This past couple of weeks I have been thinking about all the useful phrases I have heard people use during my years of growing up in the South. I still hear many of these in use but mostly by more mature people. I think young people are missing out on a verbal gold mine if they fail to adopt some of these phrases for their own.
The first category is similes. A simile is defined as a figure of speech that expresses a resemblance between two different objects. Usually the words "like" or "as" are involved, but sometimes you may hear a "than" in the middle of a simile. I like similes because they express ideas in very colorful ways. One of my favorites is "slower than molasses in January." I guess you have to have some experience with pouring molasses in order to understand that one. One of my dad’s favorites is "slicker than snot on a doorknob." Now I know that is disgusting, but it makes the point, does it not? Now that I think about it, many of the best similes are disgusting. Here is one I have heard recently: "He ran out of there like a scalded dog." I have always wondered how the dog managed to get scalded. Maybe he was hanging around while someone was plucking chickens or something.

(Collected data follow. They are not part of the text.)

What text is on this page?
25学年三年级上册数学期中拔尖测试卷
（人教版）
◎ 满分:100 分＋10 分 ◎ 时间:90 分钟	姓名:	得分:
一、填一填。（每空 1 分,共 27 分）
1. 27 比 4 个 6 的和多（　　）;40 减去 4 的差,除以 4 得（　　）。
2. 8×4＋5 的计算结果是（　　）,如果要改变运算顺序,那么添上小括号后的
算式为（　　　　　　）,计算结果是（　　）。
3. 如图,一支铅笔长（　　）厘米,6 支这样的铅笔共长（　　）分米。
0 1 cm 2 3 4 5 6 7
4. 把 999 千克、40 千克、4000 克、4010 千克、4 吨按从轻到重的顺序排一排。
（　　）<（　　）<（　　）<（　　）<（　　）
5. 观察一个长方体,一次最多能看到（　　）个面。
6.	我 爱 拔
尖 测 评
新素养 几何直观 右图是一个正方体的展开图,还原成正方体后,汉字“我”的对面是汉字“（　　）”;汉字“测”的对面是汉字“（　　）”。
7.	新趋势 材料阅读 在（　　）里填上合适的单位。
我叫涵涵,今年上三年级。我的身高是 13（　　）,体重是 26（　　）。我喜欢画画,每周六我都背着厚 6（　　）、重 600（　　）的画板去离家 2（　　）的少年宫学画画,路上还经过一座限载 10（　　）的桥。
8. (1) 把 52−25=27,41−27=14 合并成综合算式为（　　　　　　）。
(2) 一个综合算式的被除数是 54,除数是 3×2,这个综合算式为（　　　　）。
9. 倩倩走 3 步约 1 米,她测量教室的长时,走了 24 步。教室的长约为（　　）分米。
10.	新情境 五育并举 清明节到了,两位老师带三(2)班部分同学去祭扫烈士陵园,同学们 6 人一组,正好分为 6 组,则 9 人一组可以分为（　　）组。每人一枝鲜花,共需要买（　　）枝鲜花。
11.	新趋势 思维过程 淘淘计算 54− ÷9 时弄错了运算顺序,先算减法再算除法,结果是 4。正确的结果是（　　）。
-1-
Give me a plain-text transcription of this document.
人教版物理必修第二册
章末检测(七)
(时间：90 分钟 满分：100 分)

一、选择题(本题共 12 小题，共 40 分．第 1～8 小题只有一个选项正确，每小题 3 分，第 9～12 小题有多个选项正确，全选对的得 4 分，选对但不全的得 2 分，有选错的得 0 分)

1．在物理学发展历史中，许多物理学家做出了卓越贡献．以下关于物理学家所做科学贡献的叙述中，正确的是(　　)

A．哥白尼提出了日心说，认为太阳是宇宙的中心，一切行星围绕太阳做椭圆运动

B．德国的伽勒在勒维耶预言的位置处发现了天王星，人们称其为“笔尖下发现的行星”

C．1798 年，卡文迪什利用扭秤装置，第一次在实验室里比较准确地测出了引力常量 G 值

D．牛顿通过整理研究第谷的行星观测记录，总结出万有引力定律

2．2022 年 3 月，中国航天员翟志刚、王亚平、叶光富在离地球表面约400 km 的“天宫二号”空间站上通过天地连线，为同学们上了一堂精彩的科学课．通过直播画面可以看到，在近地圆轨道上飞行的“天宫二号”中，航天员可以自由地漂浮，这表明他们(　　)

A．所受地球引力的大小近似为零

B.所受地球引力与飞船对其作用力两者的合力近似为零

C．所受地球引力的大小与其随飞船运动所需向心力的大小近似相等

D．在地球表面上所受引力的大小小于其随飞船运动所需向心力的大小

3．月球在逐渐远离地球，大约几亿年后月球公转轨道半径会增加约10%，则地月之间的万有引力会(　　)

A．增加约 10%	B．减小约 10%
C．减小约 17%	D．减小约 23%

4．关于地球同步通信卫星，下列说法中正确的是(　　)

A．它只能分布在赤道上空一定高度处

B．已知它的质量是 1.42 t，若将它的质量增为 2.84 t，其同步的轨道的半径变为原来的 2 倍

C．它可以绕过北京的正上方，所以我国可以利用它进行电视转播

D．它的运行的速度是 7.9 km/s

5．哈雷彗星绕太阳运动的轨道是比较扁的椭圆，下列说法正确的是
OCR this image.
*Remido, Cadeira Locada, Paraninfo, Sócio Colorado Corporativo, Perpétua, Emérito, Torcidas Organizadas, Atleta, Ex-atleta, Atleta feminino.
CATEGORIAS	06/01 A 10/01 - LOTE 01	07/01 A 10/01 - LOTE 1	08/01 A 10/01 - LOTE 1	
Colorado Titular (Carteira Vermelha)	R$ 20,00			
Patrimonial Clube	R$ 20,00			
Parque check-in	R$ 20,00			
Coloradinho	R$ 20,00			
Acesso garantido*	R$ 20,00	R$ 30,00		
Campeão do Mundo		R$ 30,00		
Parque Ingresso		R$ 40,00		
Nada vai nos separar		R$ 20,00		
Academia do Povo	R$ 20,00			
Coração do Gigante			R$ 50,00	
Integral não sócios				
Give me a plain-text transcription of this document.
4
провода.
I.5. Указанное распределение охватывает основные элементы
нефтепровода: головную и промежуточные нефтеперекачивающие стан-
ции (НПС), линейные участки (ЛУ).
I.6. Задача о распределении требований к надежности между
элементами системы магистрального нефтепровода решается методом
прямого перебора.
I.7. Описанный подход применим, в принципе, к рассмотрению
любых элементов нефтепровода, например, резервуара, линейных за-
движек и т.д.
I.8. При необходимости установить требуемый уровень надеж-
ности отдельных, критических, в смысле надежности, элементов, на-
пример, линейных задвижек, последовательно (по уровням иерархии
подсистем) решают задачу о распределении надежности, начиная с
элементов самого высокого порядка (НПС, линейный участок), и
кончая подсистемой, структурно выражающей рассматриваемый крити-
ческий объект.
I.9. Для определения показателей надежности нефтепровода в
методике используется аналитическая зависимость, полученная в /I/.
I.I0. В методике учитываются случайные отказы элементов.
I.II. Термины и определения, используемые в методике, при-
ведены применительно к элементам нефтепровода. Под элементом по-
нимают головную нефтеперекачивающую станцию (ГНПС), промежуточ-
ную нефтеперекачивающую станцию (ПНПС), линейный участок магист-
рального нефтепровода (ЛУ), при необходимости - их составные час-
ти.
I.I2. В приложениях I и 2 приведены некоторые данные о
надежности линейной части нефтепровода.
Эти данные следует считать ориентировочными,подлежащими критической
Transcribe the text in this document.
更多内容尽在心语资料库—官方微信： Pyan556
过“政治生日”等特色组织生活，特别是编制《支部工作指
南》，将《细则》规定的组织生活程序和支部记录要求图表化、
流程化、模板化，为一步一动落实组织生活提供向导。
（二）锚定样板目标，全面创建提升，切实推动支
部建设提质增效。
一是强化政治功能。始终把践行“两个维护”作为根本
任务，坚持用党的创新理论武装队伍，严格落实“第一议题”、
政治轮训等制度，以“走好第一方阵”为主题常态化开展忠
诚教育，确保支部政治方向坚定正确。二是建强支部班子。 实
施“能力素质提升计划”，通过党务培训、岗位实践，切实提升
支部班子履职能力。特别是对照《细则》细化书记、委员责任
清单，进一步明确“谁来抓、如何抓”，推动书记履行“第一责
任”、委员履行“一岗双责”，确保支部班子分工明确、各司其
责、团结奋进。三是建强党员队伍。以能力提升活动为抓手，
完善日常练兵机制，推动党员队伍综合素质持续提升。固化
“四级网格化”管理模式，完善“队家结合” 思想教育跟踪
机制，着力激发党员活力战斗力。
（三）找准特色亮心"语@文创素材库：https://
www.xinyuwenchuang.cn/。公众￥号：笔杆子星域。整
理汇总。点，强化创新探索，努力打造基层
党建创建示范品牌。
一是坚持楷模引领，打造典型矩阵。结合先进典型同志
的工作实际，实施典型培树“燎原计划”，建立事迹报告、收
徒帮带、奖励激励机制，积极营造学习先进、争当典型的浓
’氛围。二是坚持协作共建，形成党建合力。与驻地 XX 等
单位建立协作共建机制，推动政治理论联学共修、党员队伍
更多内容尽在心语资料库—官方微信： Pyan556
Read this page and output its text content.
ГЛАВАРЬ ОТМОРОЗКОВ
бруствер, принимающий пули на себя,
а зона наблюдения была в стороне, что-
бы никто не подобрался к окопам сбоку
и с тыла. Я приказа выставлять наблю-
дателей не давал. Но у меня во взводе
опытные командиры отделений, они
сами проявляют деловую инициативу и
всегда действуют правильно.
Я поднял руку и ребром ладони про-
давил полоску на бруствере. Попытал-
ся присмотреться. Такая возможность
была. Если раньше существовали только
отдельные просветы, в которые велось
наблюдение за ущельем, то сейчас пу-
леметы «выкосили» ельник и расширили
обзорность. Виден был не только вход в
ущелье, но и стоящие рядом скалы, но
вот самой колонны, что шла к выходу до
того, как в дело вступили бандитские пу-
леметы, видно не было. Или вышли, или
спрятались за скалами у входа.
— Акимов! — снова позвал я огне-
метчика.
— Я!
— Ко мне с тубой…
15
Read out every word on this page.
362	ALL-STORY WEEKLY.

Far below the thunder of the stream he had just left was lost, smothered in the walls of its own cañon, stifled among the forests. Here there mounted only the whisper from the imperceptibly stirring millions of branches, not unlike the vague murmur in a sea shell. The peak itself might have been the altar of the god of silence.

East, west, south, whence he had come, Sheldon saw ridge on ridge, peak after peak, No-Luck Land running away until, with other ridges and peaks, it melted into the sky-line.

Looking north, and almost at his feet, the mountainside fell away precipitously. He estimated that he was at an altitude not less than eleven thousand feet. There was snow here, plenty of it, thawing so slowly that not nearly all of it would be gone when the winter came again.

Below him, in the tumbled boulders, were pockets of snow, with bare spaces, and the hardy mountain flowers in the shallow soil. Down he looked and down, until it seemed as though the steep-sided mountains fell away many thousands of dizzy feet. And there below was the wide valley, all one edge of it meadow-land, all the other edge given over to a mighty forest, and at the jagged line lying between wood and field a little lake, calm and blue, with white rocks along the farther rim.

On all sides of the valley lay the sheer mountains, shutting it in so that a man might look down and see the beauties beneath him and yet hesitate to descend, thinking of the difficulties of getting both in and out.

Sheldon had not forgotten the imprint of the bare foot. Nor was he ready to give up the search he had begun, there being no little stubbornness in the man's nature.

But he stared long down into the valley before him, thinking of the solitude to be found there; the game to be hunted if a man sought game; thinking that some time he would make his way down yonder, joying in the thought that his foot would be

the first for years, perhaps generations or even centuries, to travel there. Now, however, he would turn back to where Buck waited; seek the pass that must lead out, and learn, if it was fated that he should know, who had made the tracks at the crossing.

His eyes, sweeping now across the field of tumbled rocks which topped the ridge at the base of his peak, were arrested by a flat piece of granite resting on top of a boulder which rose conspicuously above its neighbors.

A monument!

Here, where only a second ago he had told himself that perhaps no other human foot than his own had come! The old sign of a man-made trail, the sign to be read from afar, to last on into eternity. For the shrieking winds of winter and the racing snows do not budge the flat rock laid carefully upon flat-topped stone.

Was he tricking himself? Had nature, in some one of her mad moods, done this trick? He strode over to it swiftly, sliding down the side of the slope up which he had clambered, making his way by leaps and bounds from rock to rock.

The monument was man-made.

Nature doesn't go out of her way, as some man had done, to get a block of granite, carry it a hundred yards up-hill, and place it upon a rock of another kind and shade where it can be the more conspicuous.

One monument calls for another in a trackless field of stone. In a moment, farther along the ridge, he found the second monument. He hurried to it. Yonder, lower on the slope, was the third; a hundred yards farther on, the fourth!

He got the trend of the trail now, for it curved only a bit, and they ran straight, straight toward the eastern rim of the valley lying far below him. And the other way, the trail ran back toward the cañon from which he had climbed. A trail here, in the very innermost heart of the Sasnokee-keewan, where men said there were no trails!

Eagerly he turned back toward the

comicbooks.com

The second category is disclaimer or waiver phrases. These are phrases that disclaim any meanness on your part when saying something about someone, or that waive responsibility on your part or on the part of the person being discussed. The absolute classic in this category is "bless his/her heart." For example, one could say "He can’t help being ugly but he could stay at home, bless his heart" and not be accused of being mean at all! Another in this category is "Lord love him/her," as in "He can’t seem to stay married, but he keeps trying, Lord love him." Some situations call for extra caution and therefore multiple blessings must be mentioned—"Have you seen poor Betty, bless her heart? Lord love her, she’s put on so much weight."
The third and final category for today is curse word stand-ins. The most chaste of us occasionally feel tempted to utter a bad word—like when you drop something on your toe, for example. Since swearing was not as common or accepted in days gone by (those were the days!), most people had some clean versions of curse words they could use. The most common one from my childhood was "shoot," as in "well, shoot!" I hear that "shucks" was a common word around here a while back. Another old-fashioned word that I still hear a lot is "sumbuck"— "I told that sumbuck to leave me alone!" Along those same lines is one of my favorites, "son of a biscuit eater." "Dagnabbit" is one that needs to be revived. While it does not appear to stand in for any particular curse word, it is satisfying enough to say to make it appropriate for many situations. My granddaddy’s version of that same word was "dadgummit." I love that word for all the memories it conjures up.
While I love a concise, compactly worded statement, I also love color and texture in language. And, as many of you have discerned, I am a proponent of preserving regional languages. I encourage you to make your own list of colorful phrases and work them into your everyday speech. I would especially like to see more people get in the curse word substitute habit, starting with myself! And as for the title, we have had lots of wet hens around Spring Creek lately and they DO get pretty grumpy!